The first American to coach in the Champions League, Red Bull Salzburg’s Jesse Marsch is excited about football returning after the coronavirus shutdown

Paris, France | AFP |  Having become the first American to coach a team in the Champions League and overseen the remarkable rise of Erling Braut Haaland, it was already an unforgettable season for Jesse Marsch before the coronavirus pandemic came along.

Now the coach of Austria’s Red Bull Salzburg is preparing his team to return to action after a two-month shutdown.

Salzburg have already been back training in small groups but are set to resume collective training on Friday before the Austrian Bundesliga picks up again in early June.

“We had to all get tests today again to make sure that nobody had the virus. This is the second time that we have had tests,” Marsch told AFP on Wednesday in a phone interview.

“We will still have to keep distances in the locker room, and we will wear masks in the building. Even on the bench we will have to keep distances of one metre between players and coaching staff.”

Unlike in Germany, where the league resumes this weekend, teams in Austria have not been forced into quarantine training camps.

Indeed, if Germany has coped well enough with the pandemic to be able to bring back football, Austria has arguably done even better.

With its population of almost nine million, it has registered only 624 deaths from under 16,000 cases and began easing its lockdown in mid-April.

“If you were here and you saw how people have followed the rules, how they wear masks, how they respect each other’s space, it would give you a lot of confidence that the virus is well contained,” says Marsch, who was assistant coach at RB Leipzig in Germany before moving to Salzburg last year.

The 46-year-old Wisconsin native spent lockdown in Salzburg with his wife and two sons. Their 18-year-old daughter stayed in Leipzig to finish high school but returned to the family before the border between the countries closed.

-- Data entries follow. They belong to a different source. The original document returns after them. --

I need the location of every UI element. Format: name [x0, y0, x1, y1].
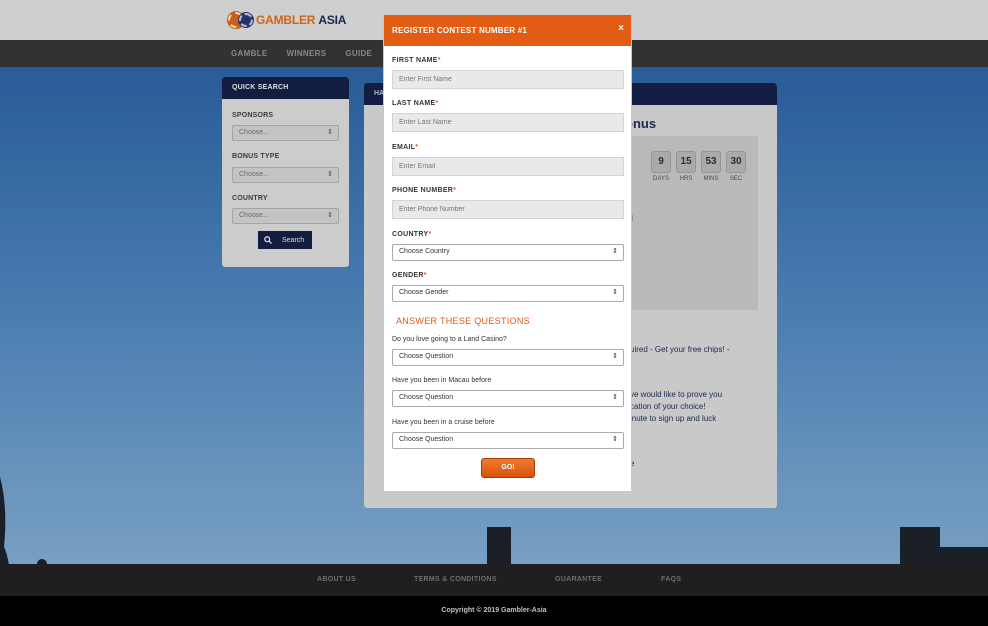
- question-1-label: Do you love going to a Land Casino?: [392, 336, 507, 343]
- select-arrows-icon: ⇕: [612, 394, 618, 401]
- gender-select[interactable]: Choose Gender ⇕: [392, 285, 624, 302]
- gender-label: GENDER*: [392, 272, 427, 279]
- question-3-label: Have you been in a cruise before: [392, 419, 495, 426]
- question-2-select[interactable]: Choose Question ⇕: [392, 390, 624, 407]
- country-label: COUNTRY*: [392, 231, 432, 238]
- select-arrows-icon: ⇕: [612, 248, 618, 255]
- select-arrows-icon: ⇕: [612, 353, 618, 360]
- phone-label: PHONE NUMBER*: [392, 187, 457, 194]
- first-name-input[interactable]: [392, 70, 624, 89]
- email-label: EMAIL*: [392, 144, 419, 151]
- question-3-select[interactable]: Choose Question ⇕: [392, 432, 624, 449]
- email-input[interactable]: [392, 157, 624, 176]
- register-modal: REGISTER CONTEST NUMBER #1 × FIRST NAME*…: [383, 14, 632, 492]
- go-button[interactable]: GO!: [481, 458, 535, 478]
- question-1-select[interactable]: Choose Question ⇕: [392, 349, 624, 366]
- modal-header: REGISTER CONTEST NUMBER #1 ×: [384, 15, 631, 46]
- select-arrows-icon: ⇕: [612, 289, 618, 296]
- phone-input[interactable]: [392, 200, 624, 219]
- select-arrows-icon: ⇕: [612, 436, 618, 443]
- last-name-input[interactable]: [392, 113, 624, 132]
- first-name-label: FIRST NAME*: [392, 57, 441, 64]
- last-name-label: LAST NAME*: [392, 100, 439, 107]
- question-2-label: Have you been in Macau before: [392, 377, 492, 384]
- modal-title: REGISTER CONTEST NUMBER #1: [392, 26, 527, 35]
- close-icon[interactable]: ×: [618, 24, 624, 34]
- questions-heading: ANSWER THESE QUESTIONS: [396, 316, 530, 326]
- country-select[interactable]: Choose Country ⇕: [392, 244, 624, 261]
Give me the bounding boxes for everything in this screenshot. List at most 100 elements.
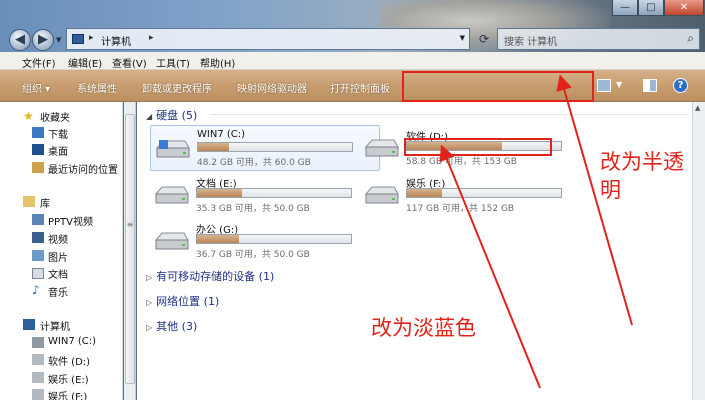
nav-pictures[interactable]: 图片 <box>48 249 68 264</box>
drive-icon <box>154 232 189 250</box>
nav-videos[interactable]: 视频 <box>48 231 68 246</box>
nav-drive-e[interactable]: 娱乐 (E:) <box>48 371 89 386</box>
nav-recent-places[interactable]: 最近访问的位置 <box>48 161 118 176</box>
group-network-label: 网络位置 (1) <box>156 295 220 308</box>
nav-documents[interactable]: 文档 <box>48 266 68 281</box>
group-hard-drives-label: 硬盘 (5) <box>156 109 198 122</box>
group-removable-label: 有可移动存储的设备 (1) <box>156 270 275 283</box>
scroll-up-icon[interactable]: ▲ <box>695 104 700 112</box>
preview-pane-icon[interactable] <box>643 79 657 92</box>
annotation-light-blue: 改为淡蓝色 <box>371 316 476 340</box>
expand-triangle-icon[interactable]: ▷ <box>146 273 152 282</box>
drive-space-info: 48.2 GB 可用，共 60.0 GB <box>197 158 311 168</box>
drive-tile[interactable]: 文档 (E:) 35.3 GB 可用，共 50.0 GB <box>150 172 380 218</box>
map-network-drive-button[interactable]: 映射网络驱动器 <box>237 80 307 95</box>
music-icon: ♪ <box>32 283 40 297</box>
drive-space-info: 117 GB 可用，共 152 GB <box>406 204 515 214</box>
group-divider <box>210 114 690 115</box>
maximize-button[interactable]: □ <box>638 0 664 16</box>
back-arrow-icon: ◀ <box>15 32 25 47</box>
library-icon <box>23 196 35 207</box>
pictures-icon <box>32 250 44 261</box>
drive-icon <box>32 389 44 400</box>
drive-tile[interactable]: 办公 (G:) 36.7 GB 可用，共 50.0 GB <box>150 218 380 264</box>
drive-usage-fill <box>197 235 239 243</box>
nav-drive-c[interactable]: WIN7 (C:) <box>48 336 96 347</box>
drive-space-info: 36.7 GB 可用，共 50.0 GB <box>196 250 310 260</box>
chevron-right-icon[interactable]: ▸ <box>149 33 154 43</box>
annotation-translucent-line2: 明 <box>600 178 621 202</box>
organize-button[interactable]: 组织 ▾ <box>22 80 50 95</box>
nav-drive-d[interactable]: 软件 (D:) <box>48 353 90 368</box>
drive-name: WIN7 (C:) <box>197 129 246 140</box>
view-dropdown-icon[interactable]: ▼ <box>616 80 622 89</box>
address-dropdown-icon[interactable]: ▼ <box>460 34 465 42</box>
nav-downloads[interactable]: 下载 <box>48 126 68 141</box>
address-bar[interactable]: ▸ 计算机 ▸ ▼ <box>66 28 470 50</box>
uninstall-program-button[interactable]: 卸载或更改程序 <box>142 80 212 95</box>
refresh-icon[interactable]: ⟳ <box>474 29 494 49</box>
group-other[interactable]: ▷ 其他 (3) <box>146 318 197 334</box>
drive-icon <box>364 186 399 204</box>
forward-button[interactable]: ▶ <box>32 29 54 51</box>
recent-pages-dropdown-icon[interactable]: ▼ <box>56 36 61 44</box>
command-bar: 组织 ▾ 系统属性 卸载或更改程序 映射网络驱动器 打开控制面板 ▼ ? <box>0 70 705 102</box>
menu-view[interactable]: 查看(V) <box>112 55 147 70</box>
drive-icon <box>32 354 44 365</box>
menu-help[interactable]: 帮助(H) <box>200 55 235 70</box>
drive-usage-fill <box>407 189 443 197</box>
group-removable[interactable]: ▷ 有可移动存储的设备 (1) <box>146 268 274 284</box>
annotation-translucent-line1: 改为半透 <box>600 150 684 174</box>
system-properties-button[interactable]: 系统属性 <box>77 80 117 95</box>
chevron-right-icon[interactable]: ▸ <box>89 33 94 43</box>
expand-triangle-icon[interactable]: ▷ <box>146 298 152 307</box>
back-button[interactable]: ◀ <box>9 29 31 51</box>
nav-music[interactable]: 音乐 <box>48 284 68 299</box>
close-button[interactable]: ✕ <box>664 0 704 16</box>
breadcrumb-computer[interactable]: 计算机 <box>101 33 131 48</box>
nav-pptv-videos[interactable]: PPTV视频 <box>48 213 93 228</box>
menu-edit[interactable]: 编辑(E) <box>68 55 102 70</box>
nav-drive-f[interactable]: 娱乐 (F:) <box>48 388 87 400</box>
star-icon: ★ <box>23 109 34 123</box>
documents-icon <box>32 268 44 279</box>
drive-icon <box>32 372 44 383</box>
splitter-grip-icon[interactable]: ≡ <box>126 220 134 230</box>
group-other-label: 其他 (3) <box>156 320 198 333</box>
nav-favorites[interactable]: 收藏夹 <box>40 109 70 124</box>
drive-tile[interactable]: 娱乐 (F:) 117 GB 可用，共 152 GB <box>360 172 590 218</box>
nav-scrollbar[interactable]: ≡ <box>124 102 136 400</box>
change-view-icon[interactable] <box>597 79 611 92</box>
drive-usage-bar <box>197 142 353 152</box>
nav-desktop[interactable]: 桌面 <box>48 143 68 158</box>
nav-scrollbar-thumb[interactable] <box>125 114 135 384</box>
content-scrollbar[interactable]: ▲ <box>692 102 705 400</box>
drive-usage-bar <box>196 188 352 198</box>
drive-tile[interactable]: WIN7 (C:) 48.2 GB 可用，共 60.0 GB <box>150 125 380 171</box>
navigation-pane: ★ 收藏夹 下载 桌面 最近访问的位置 库 PPTV视频 视频 图片 文档 ♪ … <box>0 102 123 400</box>
collapse-triangle-icon[interactable]: ◢ <box>146 112 152 121</box>
drive-usage-fill <box>197 189 242 197</box>
open-control-panel-button[interactable]: 打开控制面板 <box>330 80 390 95</box>
menu-tools[interactable]: 工具(T) <box>156 55 190 70</box>
drive-icon <box>154 186 189 204</box>
minimize-button[interactable]: — <box>612 0 638 16</box>
drive-usage-fill <box>198 143 229 151</box>
search-placeholder: 搜索 计算机 <box>504 37 558 48</box>
help-icon[interactable]: ? <box>673 78 688 93</box>
expand-triangle-icon[interactable]: ▷ <box>146 323 152 332</box>
group-network[interactable]: ▷ 网络位置 (1) <box>146 293 219 309</box>
system-drive-icon <box>32 337 44 348</box>
group-hard-drives[interactable]: ◢ 硬盘 (5) <box>146 107 197 123</box>
desktop-icon <box>32 144 44 155</box>
search-input[interactable]: 搜索 计算机 ⌕ <box>497 28 700 50</box>
search-icon[interactable]: ⌕ <box>687 31 694 46</box>
nav-computer[interactable]: 计算机 <box>40 318 70 333</box>
drive-usage-bar <box>196 234 352 244</box>
video-icon <box>32 232 44 243</box>
menu-file[interactable]: 文件(F) <box>22 55 56 70</box>
drive-space-info: 35.3 GB 可用，共 50.0 GB <box>196 204 310 214</box>
nav-libraries[interactable]: 库 <box>40 195 50 210</box>
download-folder-icon <box>32 127 44 138</box>
recent-places-icon <box>32 162 44 173</box>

Salzburg have not played since March 8. While in lockdown, Marsch focused on “family, friends and football” and — like everyone it seems — “did a lot of Zoom calls”.

Now the season is returning, and Salzburg’s first game is set to be the Cup final against second-division Austria Lustenau in late May.

Then it will be back to the league, as the Red Bull club try to catch leaders LASK Linz and claim a seventh straight title. They are currently three points behind.

“Right now there is a lot of optimism and excitement,” admits Marsch.

– Haaland: ‘A freak’ –

Salzburg have found the going tougher since losing Haaland and Japan’s Takumi Minamino to Borussia Dortmund and Liverpool respectively.

Both were outstanding in Salzburg’s Champions League campaign as they impressed against Liverpool and Napoli.

Haaland, the 19-year-old Norwegian, scored 28 goals in 22 games before joining Dortmund and netting nine in his first eight German Bundesliga appearances.

“He is a freak, he physically is gifted in ways that very few people are. There is very little that he can’t do in terms of the requirements of the game at the highest level,” Marsch says.

“You could see in every training session and every test game, he had moments that were like ‘wow’, and those ‘wow’ moments got to be more and more until sometimes it would be a 90-minute performance.”

If losing Haaland and Minamino in the winter was a blow, Marsch points out that youth development is central to the strategy of a club who have also polished players like Sadio Mane and Naby Keita.

– In defence of US women –

Salzburg gave him an opportunity too, to make a name for himself as an American coach in Europe.

“This is an experiment for me to see if my way of thinking, my way of leadership, of relationships, can function in the most competitive world of our sport here in Europe, although I understand Austria is not the highest level in Europe.”

He still keeps a close eye on goings-on at home, though, and has been supportive of the US women’s national team who recently had their case to be paid the same as their male counterparts thrown out by a federal judge.

“I just felt like those women earned more than the respect of everybody to be treated like heroes and with full respect,” he says.

“After the lawsuit getting thrown out, yeah I have emotions for that too, because I would like to see them treated fairly.”